Go back to the question please. He was asked what he’s got to do in the two months before the election to convince people, the ones dependent to a significant degree upon big government, to vote for him. The question and his answer had nothing to do with what he’d do or who he’d worry about AFTER he’s elected, as the liberal spin doctors want everyone to believe. In that video, he was asked and he’s answering about who he should “worry” about “convincing” during the critical phase of the campaign.
Let’s be real for a moment: ANY competent politician (or business leader) understands his/her demographics, and chooses which segments of voters or consumers to focus limited resources and time on. For example, do you think President Obama is spending a single dime or minute worrying about how Evangelical Christians or National Rifle Association members will vote? Of course not, and if I were in his shoes I wouldn’t either.
Since competent politicians understand their favorable and non-favorable demographics, I wouldn’t be surprised at all if Barack Obama was someday videotaped saying something dismissive about Evangelical Christians and NRA members during a campaign…something that reveals he thinks it would be a waste of his time to try to convince them to vote for him.

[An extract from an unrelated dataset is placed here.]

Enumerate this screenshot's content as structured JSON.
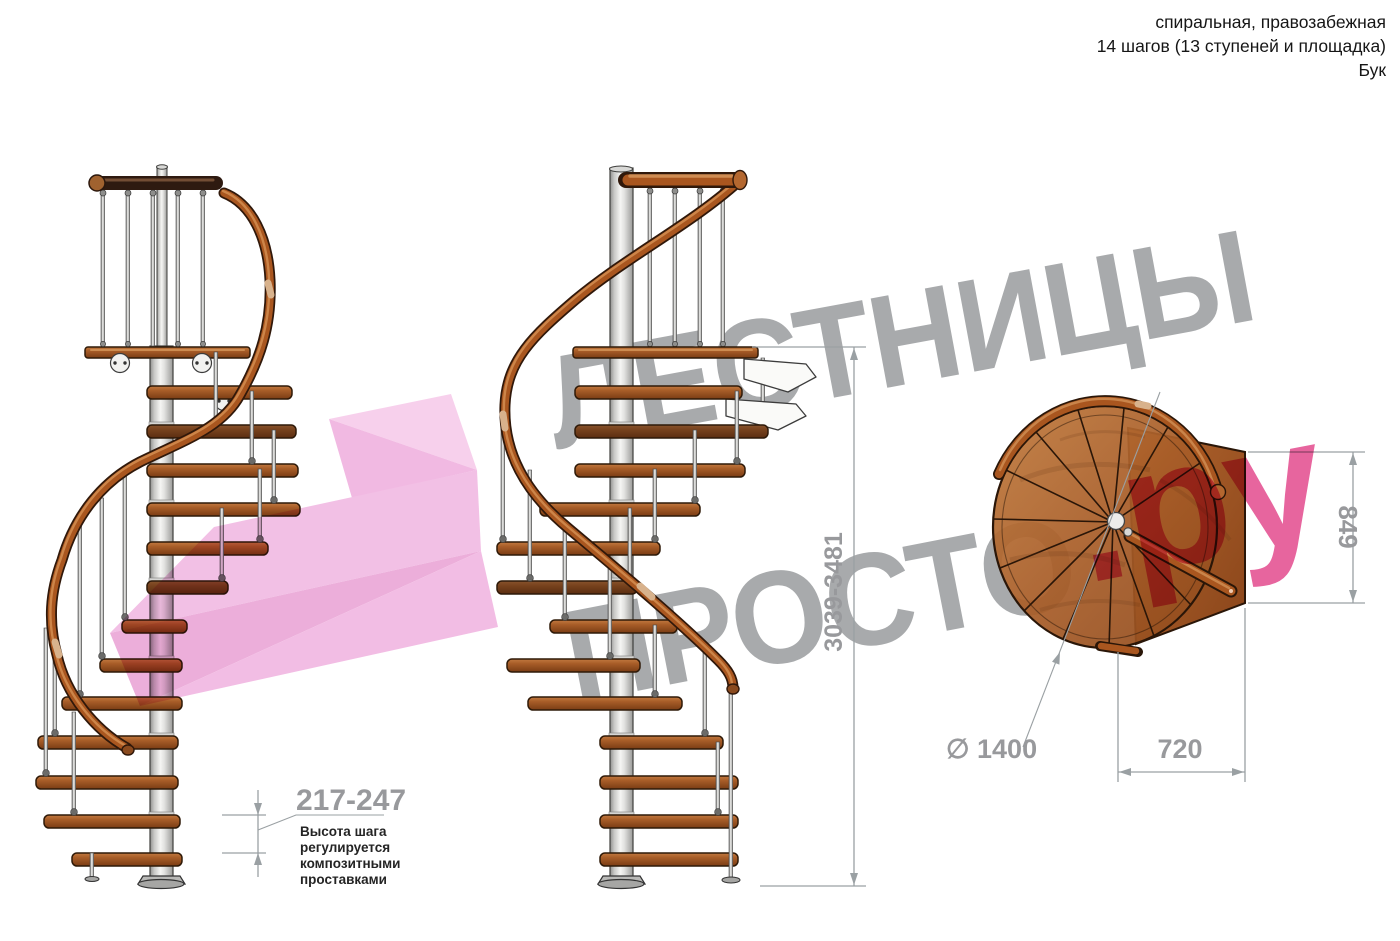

As a matter of fact, he did actually say something like that. It was the April 2008 “…it’s not surprising then they get bitter, they cling to guns or religion…” comment:
The liberal media and the far-left Mother Jones didn’t hyperventilate over Mr. Obama’s candid comments back in the 2008 campaign. But they’re sure hyperventilating over Romney’s comments, aren’t they?
I acknowledge it was a political stumble. It was verbal clumsiness from Romney. Yesterday he admitted he was totally wrong. But I do not believe it was an “attack” on the 47%.
It was campaign strategy realism, candidly expressed.